Мне посчастливилось побывать в Китае, даже жить там и окунуться в стихию китайской жизни, где музыка является неотъемлемой ее частью еще с незапамятных времен. Многое сейчас изменилось в Китае — молодежь тянется к европейской музыке, a китайские композиторы осуществляют естественный (а иногда и сверхъестественный) «сплав» китайской мелодики и европейской гармонии или той или иной техники. Когда используются тембры народных инструментов, часто получаются довольно интересные вещи. Но сама по себе китайская музыкальная культура, и, прежде всего, народное музыкальное творчество, — безусловный феномен в мировой истории музыки.

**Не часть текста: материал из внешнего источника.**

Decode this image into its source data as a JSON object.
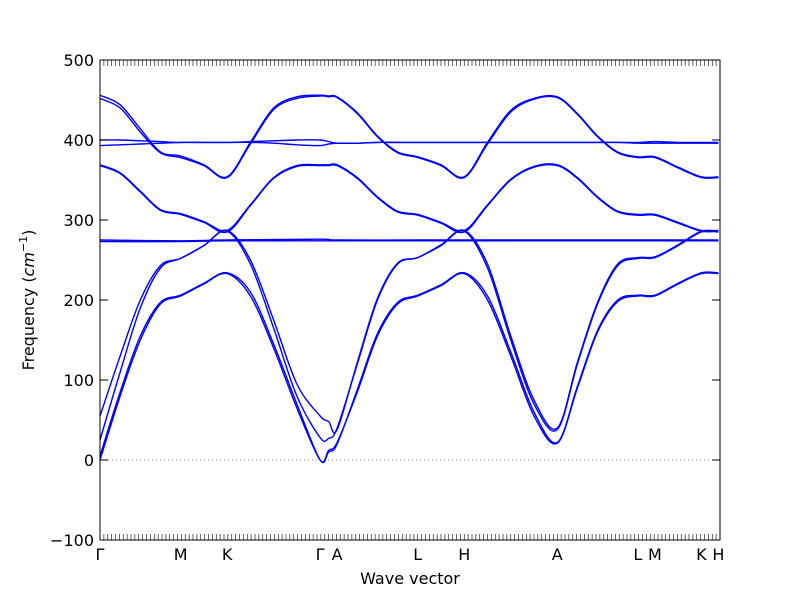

Она ни в коем случае не менее, а, быть может, и более глубока, чем европейская музыка. Музыка эта воспринималась китайцами многие века назад, воспринимается ими и сейчас как нечто незыблемое и вечное. Чистота ее сохранила тысячелетнюю первозданность; и дело тут не в какой-то слепой приверженности к законам старины, а в действительно вечном характере музыки, ее мелодике, тембре и ощущении времени. Этот вечный характер и предопределяет то, что китайская музыка не нуждалась и не нуждается в значительной эволюции.
Эта чистота сохранилась, а точнее, просто существует и в фольклоре. Первозданной красотой может гордиться наш фольклор и фольклор многих стран, где он только еще есть. Но специфика китайской музыки в том, что чистота эта присуща как фольклору, так и музыке, считавшейся элитной и аристократичной. Безусловно, эта чистота и роднит обе ветви (профессиональную и фольклорную). И даже это показывает, насколько гармонична и глубока, но вместе с тем проста жизнь китайцев.
Высшая ценность этой музыки заключается именно в ее общечеловеческом аспекте. Мы, русские, тоже соприкасаемся с этой подлинностью истоков, которая очень долго держалась у нас во всей музыкальной культуре, а со временем осталась только в фольклоре. И тем не менее, мы можем воспринимать чистоту китайской музыки и слышать в ней что-то свое, а точнее — общечеловеческое; не надо говорить: «китайцы — это китайцы, русские — это русские». Только послушайте внимательно звуки циня, колокольную музыку или русский северный плач, — и поймете, что «настоящая жизнь человечья» (Н. Гумилев) — здесь.